Ignacio Galán recalls that "sustainability was important to Iberdrola long before ESG criteria became commonplace"

The Climate Summit will kick off on 31 October in Glasgow (Scotland). With this in mind, the Center on Sustainable Investment and the Columbia University Climate School have organised the virtual conference Corporate Alignment to the Paris Agreement: From Ambition to Action, which was inaugurated by the chairman of Iberdrola group, Ignacio Galán.

Iberdola chairman spoke on the panel entitled Net-Zero Commitments together with Jeffrey Sachs, Professor and Director of the Columbia Center on Sustainable Development. The pair discussed many topics, such as the prospects for the forthcoming COP, the importance of the energy transition and the prerequisites for it to occur.

Looking ahead to the climate meeting in Glasgow, Galán pointed out that many positive steps had been taken in recent decades, which was something to be optimistic about, although he warned that "we are at a critical juncture; we need to be carbon neutral in 30 years" to avoid "dramatic consequences". That is why, he stressed, “we need to decarbonise now”.

In this context, Professor Sachs pointed out that the Iberdrola Group is "at the leading edge of the decarbonisation challenge" and he asked about the reasons for the success of the company's strategy, as Iberdrola has now become one of the largest energy suppliers in the world. Ignacio Galán referred to the group's pioneering commitment to electrification 20 years ago and the nearly 120 billion euros invested in renewable energy and grids. "And we will do it again, with an investment plan of 150 billion euros over the next few years", he added. In terms of key achievements, Galán recalled that sustainability has played an important role for Iberdrola long before ESG criteria moved into the mainstream.

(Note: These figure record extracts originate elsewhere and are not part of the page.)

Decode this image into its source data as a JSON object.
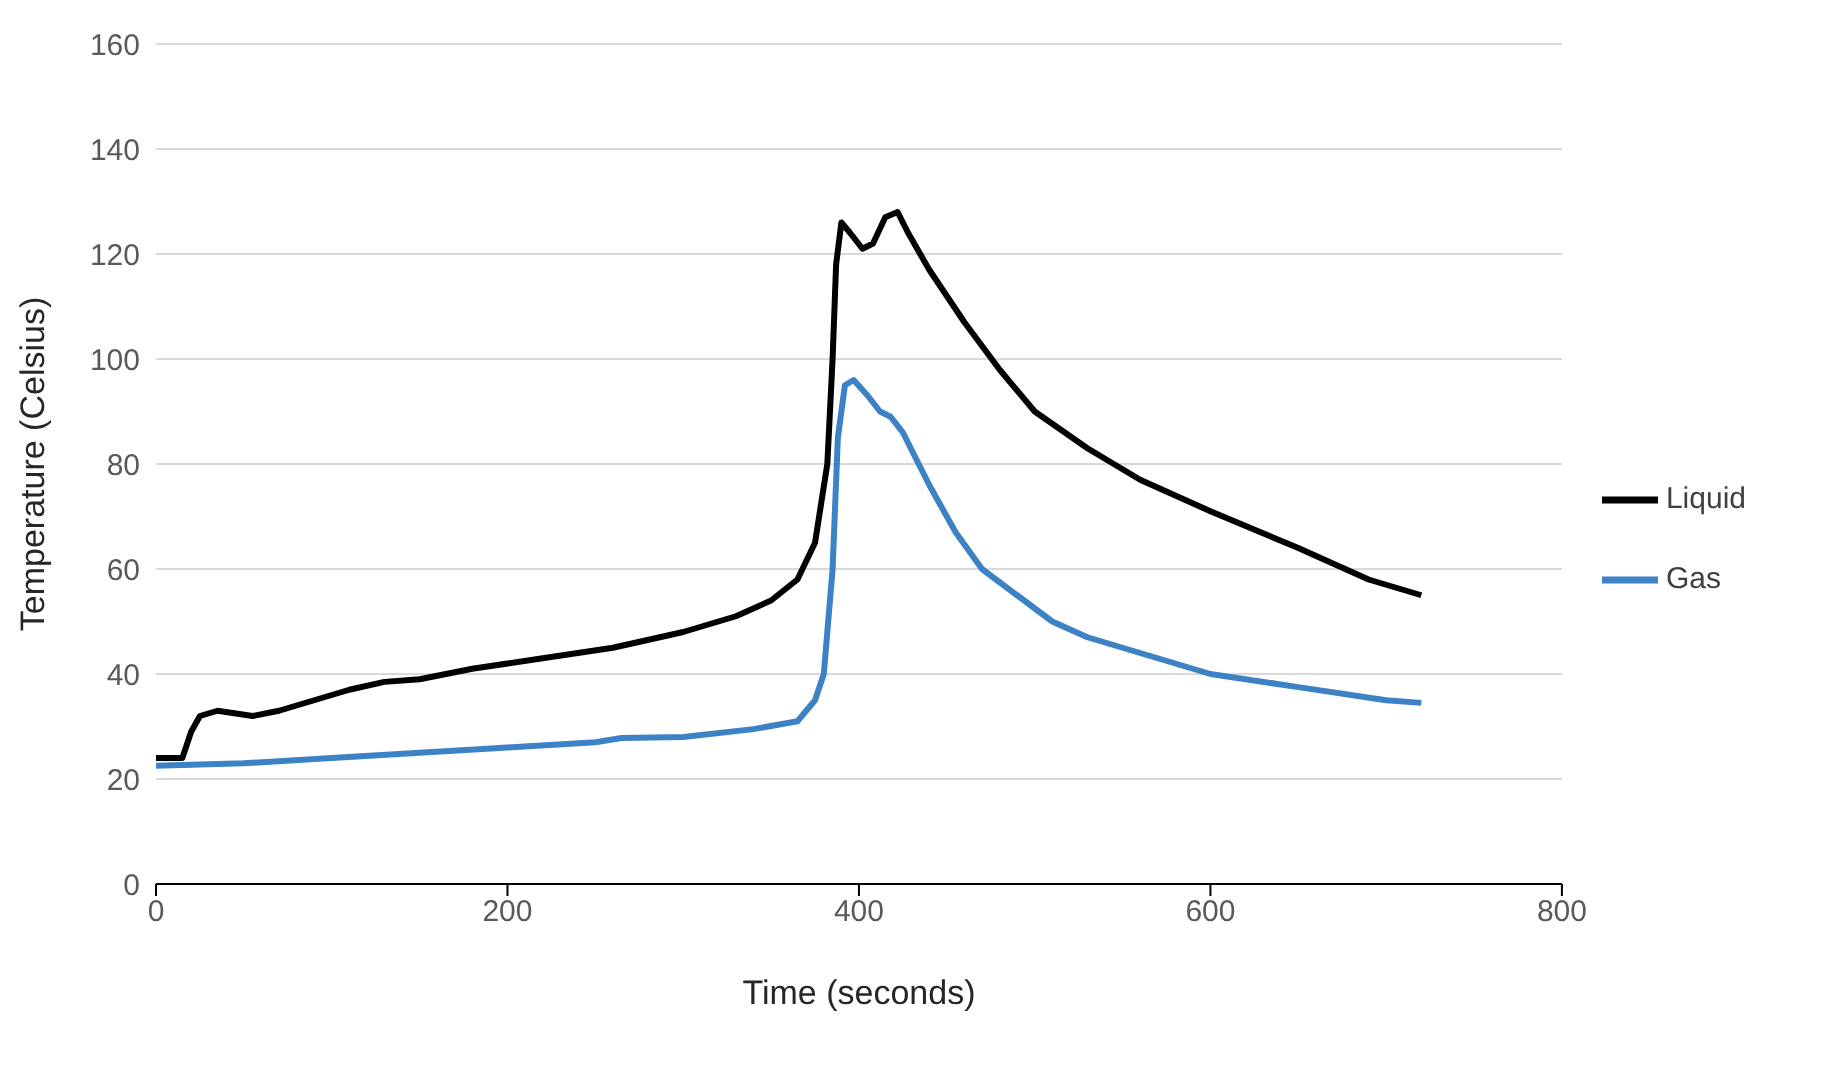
{
  "chart_data": {
    "type": "line",
    "xlabel": "Time (seconds)",
    "ylabel": "Temperature  (Celsius)",
    "xlim": [
      0,
      800
    ],
    "xticks": [
      0,
      200,
      400,
      600,
      800
    ],
    "ylim": [
      0,
      160
    ],
    "yticks": [
      0,
      20,
      40,
      60,
      80,
      100,
      120,
      140,
      160
    ],
    "grid": "y",
    "legend": "right",
    "marker": "none",
    "line_style": "solid",
    "series": [
      {
        "name": "Liquid",
        "color": "#000000",
        "x": [
          0,
          15,
          20,
          25,
          35,
          55,
          70,
          90,
          110,
          130,
          150,
          180,
          220,
          260,
          300,
          330,
          350,
          365,
          375,
          382,
          385,
          387,
          390,
          395,
          402,
          408,
          415,
          422,
          428,
          440,
          460,
          480,
          500,
          530,
          560,
          600,
          650,
          690,
          720
        ],
        "values": [
          24,
          24,
          29,
          32,
          33,
          32,
          33,
          35,
          37,
          38.5,
          39,
          41,
          43,
          45,
          48,
          51,
          54,
          58,
          65,
          80,
          100,
          118,
          126,
          124,
          121,
          122,
          127,
          128,
          124,
          117,
          107,
          98,
          90,
          83,
          77,
          71,
          64,
          58,
          55
        ]
      },
      {
        "name": "Gas",
        "color": "#3c82c4",
        "x": [
          0,
          50,
          100,
          150,
          200,
          250,
          265,
          300,
          340,
          365,
          375,
          380,
          385,
          388,
          392,
          397,
          405,
          412,
          418,
          425,
          440,
          455,
          470,
          490,
          510,
          530,
          560,
          600,
          650,
          700,
          720
        ],
        "values": [
          22.5,
          23,
          24,
          25,
          26,
          27,
          27.8,
          28,
          29.5,
          31,
          35,
          40,
          60,
          85,
          95,
          96,
          93,
          90,
          89,
          86,
          76,
          67,
          60,
          55,
          50,
          47,
          44,
          40,
          37.5,
          35,
          34.5
        ]
      }
    ]
  }
}
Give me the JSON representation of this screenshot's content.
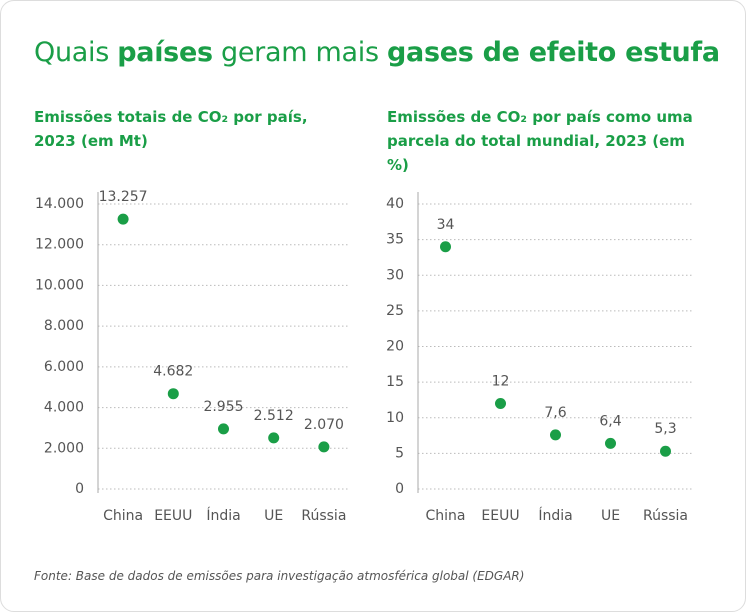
{
  "header": {
    "title_parts": [
      {
        "text": "Quais ",
        "bold": false
      },
      {
        "text": "países",
        "bold": true
      },
      {
        "text": " geram mais ",
        "bold": false
      },
      {
        "text": "gases de efeito estufa",
        "bold": true
      }
    ]
  },
  "chart_data": [
    {
      "type": "scatter",
      "subtitle": "Emissões totais de CO₂ por país, 2023 (em Mt)",
      "categories": [
        "China",
        "EEUU",
        "Índia",
        "UE",
        "Rússia"
      ],
      "values": [
        13257,
        4682,
        2955,
        2512,
        2070
      ],
      "value_labels": [
        "13.257",
        "4.682",
        "2.955",
        "2.512",
        "2.070"
      ],
      "color": "#1a9e47",
      "ylim": [
        0,
        14000
      ],
      "yticks": [
        0,
        {
          "value": 2000,
          "label": "2.000"
        },
        {
          "value": 4000,
          "label": "4.000"
        },
        {
          "value": 6000,
          "label": "6.000"
        },
        {
          "value": 8000,
          "label": "8.000"
        },
        {
          "value": 10000,
          "label": "10.000"
        },
        {
          "value": 12000,
          "label": "12.000"
        },
        {
          "value": 14000,
          "label": "14.000"
        }
      ],
      "grid": true
    },
    {
      "type": "scatter",
      "subtitle": "Emissões de CO₂ por país como uma parcela do total mundial, 2023 (em %)",
      "categories": [
        "China",
        "EEUU",
        "Índia",
        "UE",
        "Rússia"
      ],
      "values": [
        34,
        12,
        7.6,
        6.4,
        5.3
      ],
      "value_labels": [
        "34",
        "12",
        "7,6",
        "6,4",
        "5,3"
      ],
      "color": "#1a9e47",
      "ylim": [
        0,
        40
      ],
      "yticks": [
        0,
        5,
        10,
        15,
        20,
        25,
        30,
        35,
        40
      ],
      "grid": true
    }
  ],
  "source": "Fonte: Base de dados de emissões para investigação atmosférica global (EDGAR)"
}
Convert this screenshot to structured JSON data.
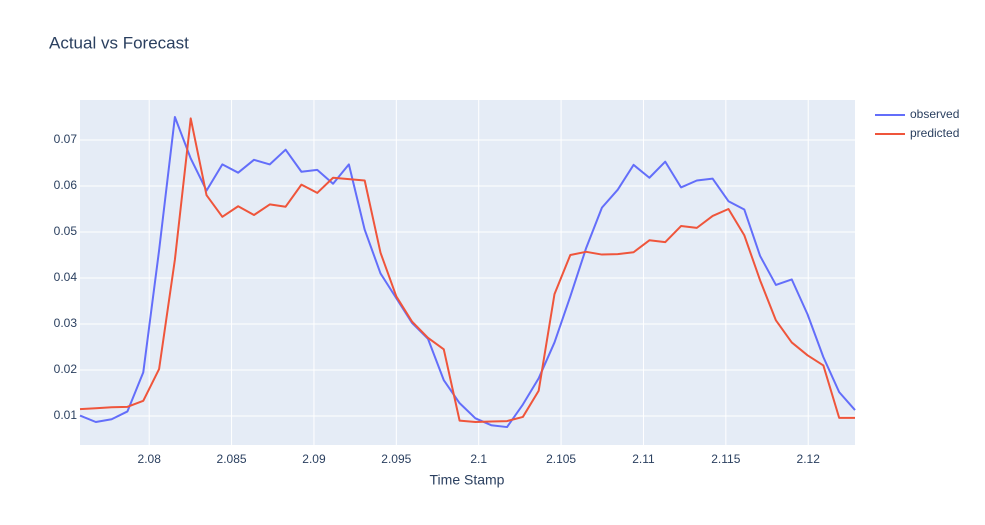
{
  "chart_data": {
    "type": "line",
    "title": "Actual vs Forecast",
    "x_label": "Time Stamp",
    "x": [
      2.0758,
      2.07676,
      2.07772,
      2.07868,
      2.07964,
      2.0806,
      2.08156,
      2.08252,
      2.08348,
      2.08444,
      2.0854,
      2.08636,
      2.08732,
      2.08828,
      2.08924,
      2.0902,
      2.09116,
      2.09212,
      2.09308,
      2.09404,
      2.095,
      2.09596,
      2.09692,
      2.09788,
      2.09884,
      2.0998,
      2.10076,
      2.10172,
      2.10268,
      2.10364,
      2.1046,
      2.10556,
      2.10652,
      2.10748,
      2.10844,
      2.1094,
      2.11036,
      2.11132,
      2.11228,
      2.11324,
      2.1142,
      2.11516,
      2.11612,
      2.11708,
      2.11804,
      2.119,
      2.11996,
      2.12092,
      2.12188,
      2.12284
    ],
    "series": [
      {
        "name": "observed",
        "color": "#636efa",
        "values": [
          0.0101,
          0.0087,
          0.0093,
          0.011,
          0.0195,
          0.046,
          0.075,
          0.066,
          0.059,
          0.0647,
          0.0629,
          0.0657,
          0.0647,
          0.0679,
          0.0631,
          0.0635,
          0.0605,
          0.0647,
          0.0505,
          0.041,
          0.0356,
          0.0302,
          0.0268,
          0.0178,
          0.0128,
          0.0095,
          0.008,
          0.0076,
          0.0125,
          0.0182,
          0.026,
          0.036,
          0.0465,
          0.0553,
          0.0592,
          0.0646,
          0.0618,
          0.0653,
          0.0597,
          0.0612,
          0.0616,
          0.0567,
          0.0549,
          0.0448,
          0.0385,
          0.0397,
          0.0321,
          0.0228,
          0.0152,
          0.0113
        ]
      },
      {
        "name": "predicted",
        "color": "#ef553b",
        "values": [
          0.0115,
          0.0117,
          0.0119,
          0.012,
          0.0133,
          0.0202,
          0.044,
          0.0747,
          0.058,
          0.0533,
          0.0556,
          0.0537,
          0.056,
          0.0555,
          0.0603,
          0.0585,
          0.0618,
          0.0615,
          0.0612,
          0.0455,
          0.036,
          0.0305,
          0.027,
          0.0245,
          0.009,
          0.0087,
          0.0088,
          0.0089,
          0.0098,
          0.0155,
          0.0365,
          0.045,
          0.0457,
          0.0451,
          0.0452,
          0.0456,
          0.0482,
          0.0478,
          0.0513,
          0.0509,
          0.0535,
          0.055,
          0.0493,
          0.0395,
          0.0308,
          0.026,
          0.0232,
          0.021,
          0.0096,
          0.0096
        ]
      }
    ],
    "xlim": [
      2.0758,
      2.12284
    ],
    "xticks": [
      2.08,
      2.085,
      2.09,
      2.095,
      2.1,
      2.105,
      2.11,
      2.115,
      2.12
    ],
    "ylim": [
      0.0037,
      0.0787
    ],
    "yticks": [
      0.01,
      0.02,
      0.03,
      0.04,
      0.05,
      0.06,
      0.07
    ],
    "grid": true,
    "legend": "right"
  }
}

When it comes to ensuring that businesses are prepared to play their part in decarbonisation, Ignacio Galán emphasised the importance of regulatory stability and predictability in order to avoid undermining investor confidence. "We do not have the money in our pockets, we have to get it from the market and we have to be convinced that the investment is not only good for the planet and the countries, but that it also gives a reasonable return," he explained.

Galán called on regulators to be "ambitious and consistent in their climate commitments," to avoid rule changes in particular circumstances, and to streamline the administrative processes for new renewable energy projects. "Most countries will not fulfil their climate commitments unless these processes are accelerated", he cautioned.